Going beyond the CSR facade
The House of Commons seems like a fitting place to discuss social responsibility, with our politicians under scrutiny to deliver on their promises to protect and serve us all – particularly the weakest and most disadvantaged in our society.
Our elected representatives are of course influential, but nowadays businesses are arguably more powerful in the struggle to effect and sustain change for good.
At the recent Chartered Institute of Marketing sponsored debate, organised by The Debating Group and held in the Commons, I seconded Keith Weed’s motion that: “Social responsibility claims by businesses amount to little more than posturing to gain commercial advantage.”
Businesses realised quickly that appearing ‘green’, ‘sustainable’ or ‘socially responsible’ is good for the bottom line. So to drive home a commercial advantage, many organisations have used the fig leaf of corporate social responsibility (CSR) to mask a less than robust commitment to the environment and to our communities.
Academic research supports their rationale. In their paper ‘The Impact of Corporate Social Responsibility on Firm Value: The Role of Customer Awareness’, Henri Servaes of London Business School and Ane Tamayo of the London School of Economics say:
“This paper shows that corporate social responsibility (CSR) and firm value are positively related for firms with high customer awareness, as proxied by advertising expenditures. For firms with low customer awareness, the relation is either negative or insignificant.”
So, the key thing is that if a company is merely seen to be socially responsible, it can add value, without having to do too much of the hard work in actually being socially responsible. Too many companies try and get away with just talking the talk. For them, posturing is all that’s needed to profit from CSR. Two examples spring to mind: Starbucks and Google.
Starbucks would have us believe that they have made a loss most years since they set up in the UK, and as a result of that, pay little or no corporation tax. Meanwhile, if you look at their website there is a raft of information on the good works they do in the community, for the environment, in ethical sourcing, and in diversity.

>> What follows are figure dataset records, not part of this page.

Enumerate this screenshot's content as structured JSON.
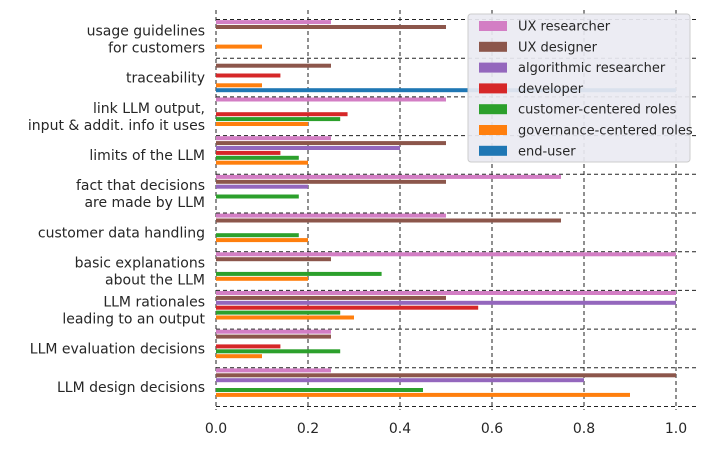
{
  "chart_data": {
    "type": "bar",
    "orientation": "horizontal",
    "title": "",
    "xlabel": "",
    "ylabel": "",
    "xlim": [
      0,
      1.05
    ],
    "xticks": [
      "0.0",
      "0.2",
      "0.4",
      "0.6",
      "0.8",
      "1.0"
    ],
    "grid": "dashed",
    "legend_position": "top-right",
    "categories": [
      [
        "usage guidelines",
        "for customers"
      ],
      [
        "traceability"
      ],
      [
        "link LLM output,",
        "input & addit. info it uses"
      ],
      [
        "limits of the LLM"
      ],
      [
        "fact that decisions",
        "are made by LLM"
      ],
      [
        "customer data handling"
      ],
      [
        "basic explanations",
        "about the LLM"
      ],
      [
        "LLM rationales",
        "leading to an output"
      ],
      [
        "LLM evaluation decisions"
      ],
      [
        "LLM design decisions"
      ]
    ],
    "series": [
      {
        "name": "UX researcher",
        "color": "#d37ec4",
        "values": [
          0.25,
          0.0,
          0.5,
          0.25,
          0.75,
          0.5,
          1.0,
          1.0,
          0.25,
          0.25
        ]
      },
      {
        "name": "UX designer",
        "color": "#8c564b",
        "values": [
          0.5,
          0.25,
          0.0,
          0.5,
          0.5,
          0.75,
          0.25,
          0.5,
          0.25,
          1.0
        ]
      },
      {
        "name": "algorithmic researcher",
        "color": "#9467bd",
        "values": [
          0.0,
          0.0,
          0.0,
          0.4,
          0.2,
          0.0,
          0.0,
          1.0,
          0.0,
          0.8
        ]
      },
      {
        "name": "developer",
        "color": "#d62728",
        "values": [
          0.0,
          0.14,
          0.286,
          0.14,
          0.0,
          0.0,
          0.0,
          0.57,
          0.14,
          0.0
        ]
      },
      {
        "name": "customer-centered roles",
        "color": "#2ca02c",
        "values": [
          0.0,
          0.0,
          0.27,
          0.18,
          0.18,
          0.18,
          0.36,
          0.27,
          0.27,
          0.45
        ]
      },
      {
        "name": "governance-centered roles",
        "color": "#ff7f0e",
        "values": [
          0.1,
          0.1,
          0.2,
          0.2,
          0.0,
          0.2,
          0.2,
          0.3,
          0.1,
          0.9
        ]
      },
      {
        "name": "end-user",
        "color": "#1f77b4",
        "values": [
          0.0,
          1.0,
          0.0,
          0.0,
          0.0,
          0.0,
          0.0,
          0.0,
          0.0,
          0.0
        ]
      }
    ]
  }
}
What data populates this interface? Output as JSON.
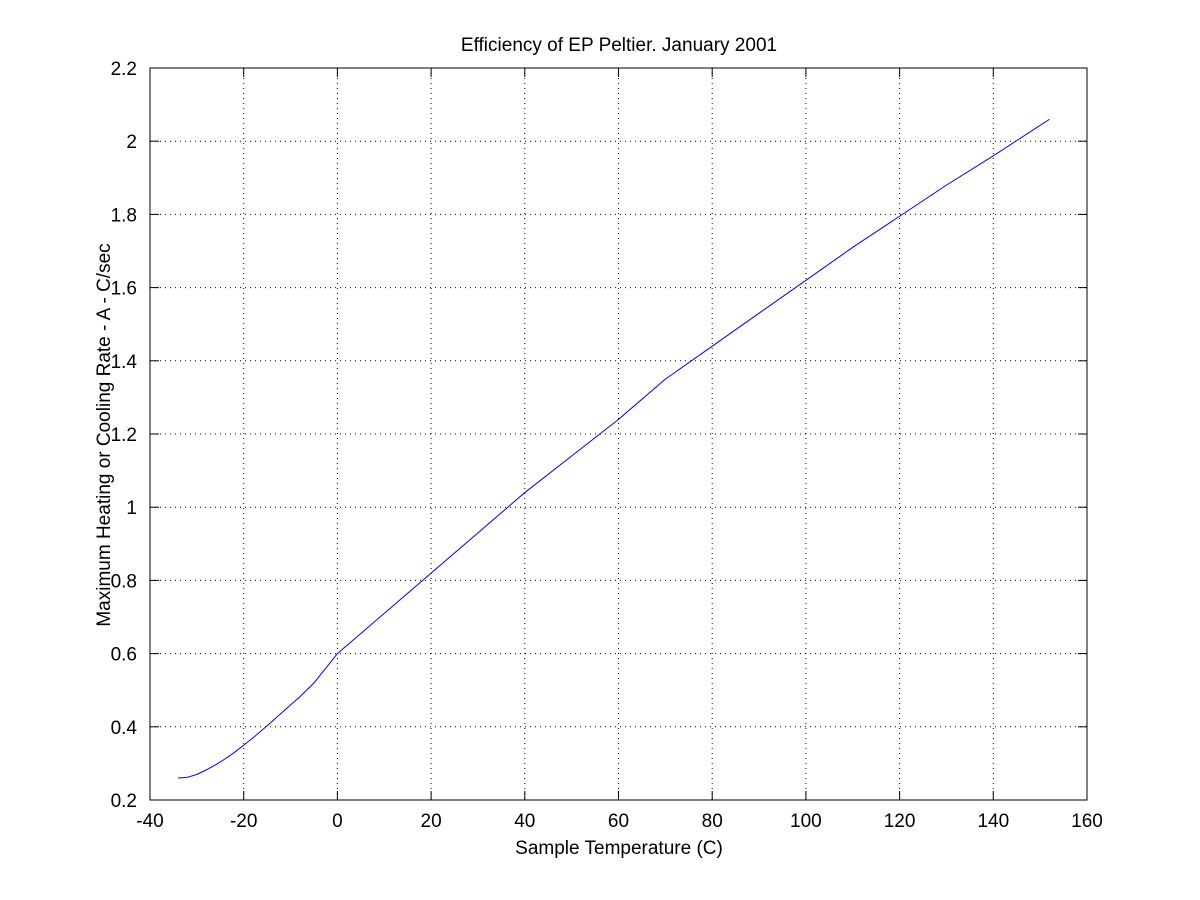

I quote: “We’ve always believed that businesses can – and should – have a positive impact on the communities they serve. We’ve dedicated ourselves to earning the trust and respect of our customers, partners (employees) and neighbours. How? By being responsible and doing things that are good for the planet and each other.”
These are lofty claims and fine ambitions, but it my opinion, they, though quite legally, do not pay their fair share of tax in this country. This is posturing to gain commercial advantage over other UK chains and coffees shops which do pay their corporation tax. Is this really having the ‘positive impact’ they’d like?
Meanwhile Google’s chairman, Eric Schmidt, has been robust in defending the way in which Google funnelled £6bn of revenues from international subsidiaries, including the UK, into Bermuda last year in order to halve its tax bill. He declared: “We pay lots of taxes; we pay them in the legally prescribed ways. I am very proud of the structure that we set up. We did it based on the incentives that the governments offered us to operate. It’s called capitalism. We are proudly capitalistic. I’m not confused about this.”
Doesn’t Google’s own Larry Page confuse him? Page wrote the following in his 2012 Founders’ letter to shareholders:
“We have a strong commitment to our users worldwide, their communities, the websites in our network, our advertisers, our investors, and of course our employees. Sergey and I, and the team will do our best to make Google a long term success and the world a better place.”
Tell me again how avoiding paying corporation tax in the UK, one of Google’s biggest and most profitable advertising markets, is making the UK a better place? Especially when “You can make money without doing evil”, which relates specifically to advertising, is number six of Google’s ten founding principles.
There are far too many companies making misleading social responsibility claims and not taking a genuinely holistic approach. There is a groundswell of opinion that won’t tolerate this posturing any longer, especially when people can see companies like Unilever, at one end of the spectrum, and Tom’s at the other, building CSR into their DNA. Maybe finally we have woken up and smelled the coffee, Starbucks or otherwise.